By financen | June 21, 2011 - 5:29 pm - Posted in Money and Banking

Knowledge is power. If you’re reading this blog, then chances are you serious about the journey to financial freedom. Fortunately, lots of incredible books have been written by people who have walked this path, and their combined wisdom and insights can help us navigate this path. I have read hundreds of books over the last few years ranging in topic from entrepreneurship, personal finance, economics, and trading. Here I provide a list of 5 really good books that deal with the topic of money.

Rich Dad Poor Dad by Robert Kiyosaki

This book is not necessarily very advanced in its information, but does provide great insights for people just beginning on the journey to financial independence. Basically, Kiyosaki communicates the primary differences between people who accumulate liabilities and those who accumulate assets. Asset accumulation is truly the path of wealth creation. Getting that principle fixed in one’s mind is reason enough to read this book. He also talks about business specifics such as how a company can access business cash advances and other forms of credit.

The Four Hour Workweek by Timothy Ferriss

This is one of my all-time favorites.
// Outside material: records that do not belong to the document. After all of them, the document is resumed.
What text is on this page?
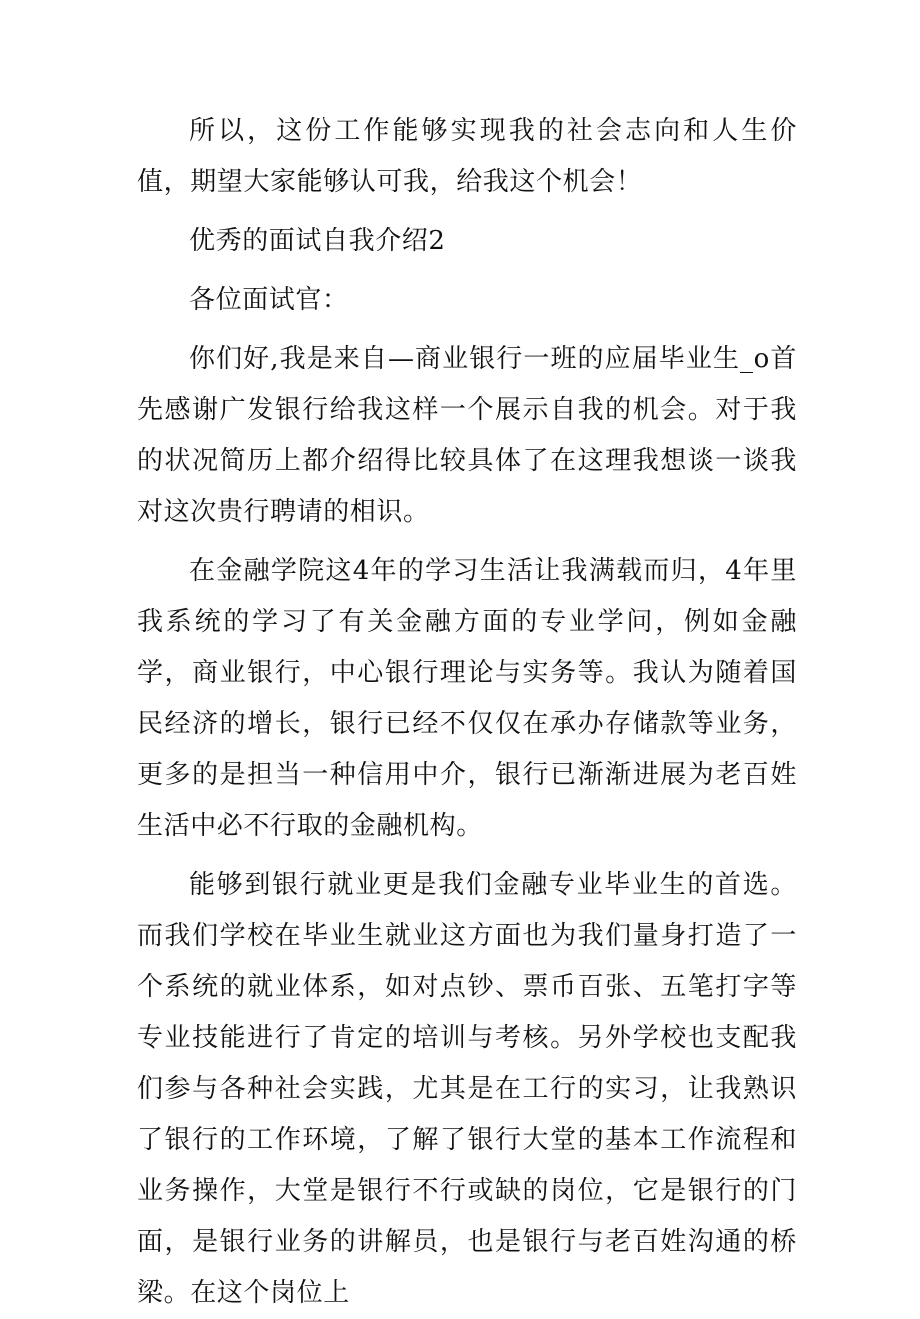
所以，这份工作能够实现我的社会志向和人生价值，期望大家能够认可我，给我这个机会！

优秀的面试自我介绍2

各位面试官：

你们好,我是来自—商业银行一班的应届毕业生_o首先感谢广发银行给我这样一个展示自我的机会。对于我的状况简历上都介绍得比较具体了在这理我想谈一谈我对这次贵行聘请的相识。

在金融学院这4年的学习生活让我满载而归，4年里我系统的学习了有关金融方面的专业学问，例如金融学，商业银行，中心银行理论与实务等。我认为随着国民经济的增长，银行已经不仅仅在承办存储款等业务，更多的是担当一种信用中介，银行已渐渐进展为老百姓生活中必不行取的金融机构。

能够到银行就业更是我们金融专业毕业生的首选。而我们学校在毕业生就业这方面也为我们量身打造了一个系统的就业体系，如对点钞、票币百张、五笔打字等专业技能进行了肯定的培训与考核。另外学校也支配我们参与各种社会实践，尤其是在工行的实习，让我熟识了银行的工作环境，了解了银行大堂的基本工作流程和业务操作，大堂是银行不行或缺的岗位，它是银行的门面，是银行业务的讲解员，也是银行与老百姓沟通的桥梁。在这个岗位上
Ferriss was a young entrepreneur making tons of cash, but draining away his life and energy, as he slaved away 80 hours per week. After several years of this crazy lifestyle, he reached the end of his rope. He abruptly decided to cut relationship with his most problematic, time-consuming clients, automate as much of his business as possible, and travel the world. He did it, and his business started making more money than ever, increasing his net working capital. After he traveled the world for over a year, managing his company from remote locations, he came back to the States and wrote this book, which details how he did it. He also discusses how you can start your company with or without business cash advances. It’s inspiring, practical, and informative.

Fooled By Randomness by Nassim Taleb

Now, this book is not necessarily about money, per se, but I feel that it is essential reading for anyone interested in success, specifically financial or business success. Taleb spent his life as a quantitative trader on Wall Street, and he watched countless people rise and fall, financially. In this book, he communicates his ideas of how much of a role randomness plays in our lives, and how to approach life from a risk/reward perspective. Again, this is not necessarily the most practical book, but just check the reviews on Amazon, and you will see that it’s worth reading.
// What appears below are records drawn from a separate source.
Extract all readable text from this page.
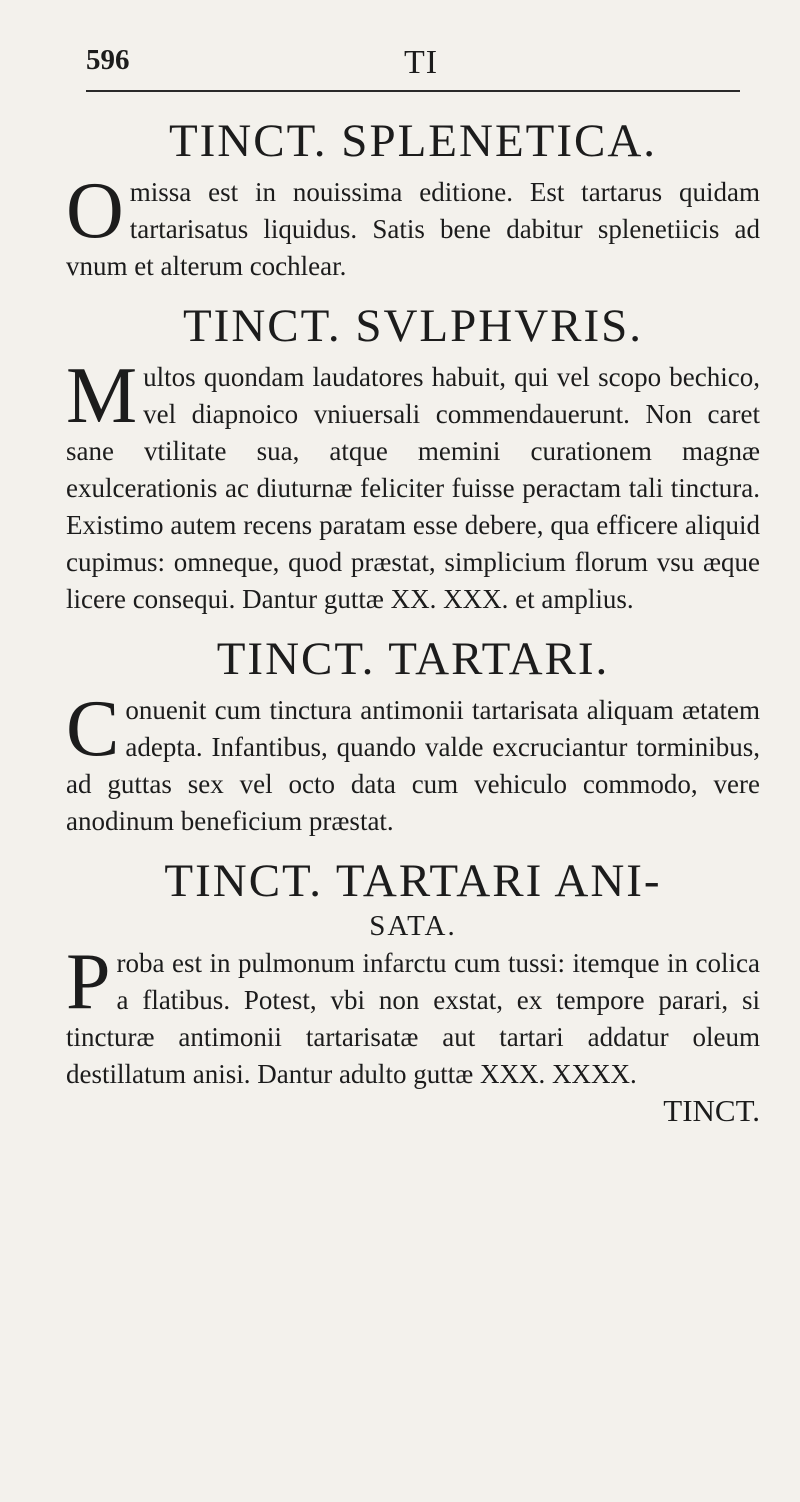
596	TI
TINCT. SPLENETICA.

Omissa est in nouissima editione. Est tartarus quidam tartarisatus liquidus. Satis bene dabitur splenetiicis ad vnum et alterum cochlear.

TINCT. SVLPHVRIS.

Multos quondam laudatores habuit, qui vel scopo bechico, vel diapnoico vniuersali commendauerunt. Non caret sane vtilitate sua, atque memini curationem magnæ exulcerationis ac diuturnæ feliciter fuisse peractam tali tinctura. Existimo autem recens paratam esse debere, qua efficere aliquid cupimus: omneque, quod præstat, simplicium florum vsu æque licere consequi. Dantur guttæ XX. XXX. et amplius.

TINCT. TARTARI.

Conuenit cum tinctura antimonii tartarisata aliquam ætatem adepta. Infantibus, quando valde excruciantur torminibus, ad guttas sex vel octo data cum vehiculo commodo, vere anodinum beneficium præstat.

TINCT. TARTARI ANI-
SATA.

Proba est in pulmonum infarctu cum tussi: itemque in colica a flatibus. Potest, vbi non exstat, ex tempore parari, si tincturæ antimonii tartarisatæ aut tartari addatur oleum destillatum anisi. Dantur adulto guttæ XXX. XXXX.

TINCT.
Think & Grow Rich by Napoleon Hill

When it comes to finding true, financial independence, writing out a very clear, detailed plan concerning how you will do this is essential. Hill’s book has been a classic for over 70 years. In it, he offers readers incredible insights into how they can formulate a plan for the accumulation of riches. Hill was charged by Andrew Carnegie in the early 20th century to interview the richest, most successful people in America in order to identify common characteristics. Hill noticed that nearly every person he interviewed had grasped hold of the power of intentional thought, planning, and other tools. In Think & Grow Rich, he communicates his findings in compelling fashion.

Your Money Or Your Life by Vicki Robin

This book is utterly practical. Robin communicates a 9 step plan that involves taking a retrospective look at how you have managed finances in the past, how you are managing them currently, and the books ends with specific, practical advice on how to proceed and write out a plan for financial success. She also discusses how to find your net working capital each month. This book has helped inspire thousands of people to begin on their journey to financial freedom, but the beauty of this book is that it is not simply inspirational with no substance—the practical steps and guidance are extremely effective.
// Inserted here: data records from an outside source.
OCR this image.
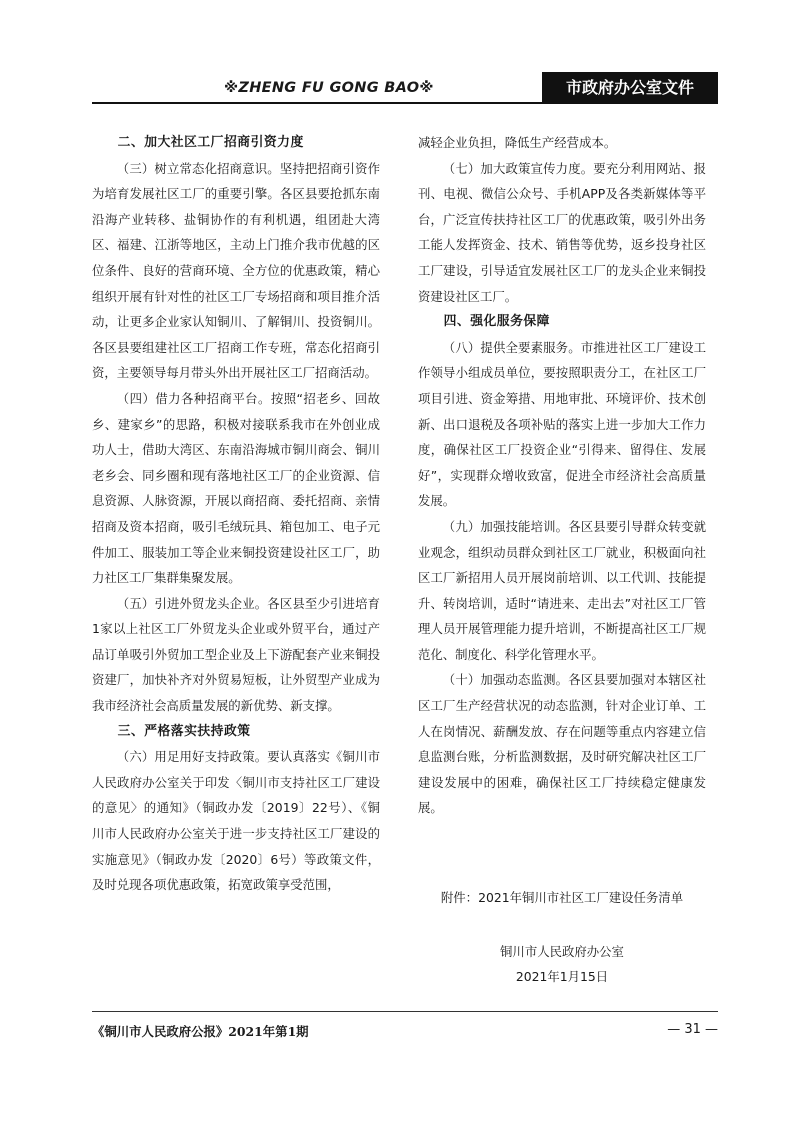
※ZHENG FU GONG BAO※	市政府办公室文件

二、加大社区工厂招商引资力度

（三）树立常态化招商意识。坚持把招商引资作为培育发展社区工厂的重要引擎。各区县要抢抓东南沿海产业转移、盐铜协作的有利机遇，组团赴大湾区、福建、江浙等地区，主动上门推介我市优越的区位条件、良好的营商环境、全方位的优惠政策，精心组织开展有针对性的社区工厂专场招商和项目推介活动，让更多企业家认知铜川、了解铜川、投资铜川。各区县要组建社区工厂招商工作专班，常态化招商引资，主要领导每月带头外出开展社区工厂招商活动。

（四）借力各种招商平台。按照“招老乡、回故乡、建家乡”的思路，积极对接联系我市在外创业成功人士，借助大湾区、东南沿海城市铜川商会、铜川老乡会、同乡圈和现有落地社区工厂的企业资源、信息资源、人脉资源，开展以商招商、委托招商、亲情招商及资本招商，吸引毛绒玩具、箱包加工、电子元件加工、服装加工等企业来铜投资建设社区工厂，助力社区工厂集群集聚发展。

（五）引进外贸龙头企业。各区县至少引进培育1家以上社区工厂外贸龙头企业或外贸平台，通过产品订单吸引外贸加工型企业及上下游配套产业来铜投资建厂，加快补齐对外贸易短板，让外贸型产业成为我市经济社会高质量发展的新优势、新支撑。

三、严格落实扶持政策

（六）用足用好支持政策。要认真落实《铜川市人民政府办公室关于印发〈铜川市支持社区工厂建设的意见〉的通知》（铜政办发〔2019〕22号）、《铜川市人民政府办公室关于进一步支持社区工厂建设的实施意见》（铜政办发〔2020〕6号）等政策文件，及时兑现各项优惠政策，拓宽政策享受范围，

减轻企业负担，降低生产经营成本。

（七）加大政策宣传力度。要充分利用网站、报刊、电视、微信公众号、手机APP及各类新媒体等平台，广泛宣传扶持社区工厂的优惠政策，吸引外出务工能人发挥资金、技术、销售等优势，返乡投身社区工厂建设，引导适宜发展社区工厂的龙头企业来铜投资建设社区工厂。

四、强化服务保障

（八）提供全要素服务。市推进社区工厂建设工作领导小组成员单位，要按照职责分工，在社区工厂项目引进、资金筹措、用地审批、环境评价、技术创新、出口退税及各项补贴的落实上进一步加大工作力度，确保社区工厂投资企业“引得来、留得住、发展好”，实现群众增收致富，促进全市经济社会高质量发展。

（九）加强技能培训。各区县要引导群众转变就业观念，组织动员群众到社区工厂就业，积极面向社区工厂新招用人员开展岗前培训、以工代训、技能提升、转岗培训，适时“请进来、走出去”对社区工厂管理人员开展管理能力提升培训，不断提高社区工厂规范化、制度化、科学化管理水平。

（十）加强动态监测。各区县要加强对本辖区社区工厂生产经营状况的动态监测，针对企业订单、工人在岗情况、薪酬发放、存在问题等重点内容建立信息监测台账，分析监测数据，及时研究解决社区工厂建设发展中的困难，确保社区工厂持续稳定健康发展。

附件：2021年铜川市社区工厂建设任务清单
铜川市人民政府办公室
2021年1月15日
《铜川市人民政府公报》2021年第1期	— 31 —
This entry was posted on Tuesday, June 21st, 2011 at 5:29 pm and is filed under Money and Banking. You can follow any responses to this entry through the RSS 2.0 feed. Both comments and pings are currently closed.

1 Comment

  1. April 23, 2012 @ 11:29 am

    “The small stock trader” by Mika is also a small unique book that covers almost all the major stock market topics such as the traits of a successful small stock trader, how to choose a few simple focus stocks, market sentiment and industry, fundamental analysis, technical analysis, short selling, your edge and competition, catalysts that move the stock prices, stock trading plan, discipline, risk management and psychology. It is a simple book of about 100 small-sized pages (more like a collection of tips, perhaps 4-5 hours read), but it will answer many of your questions, so, it is a great book to start (no need to mention that about 90% of your lessons you are going to learn from your own experience/mistakes). It is also a fun-to-read book, as it is accompanied by a few jokes and observations from poker, intelligence world, relationships, happiness, Zen, and psychology.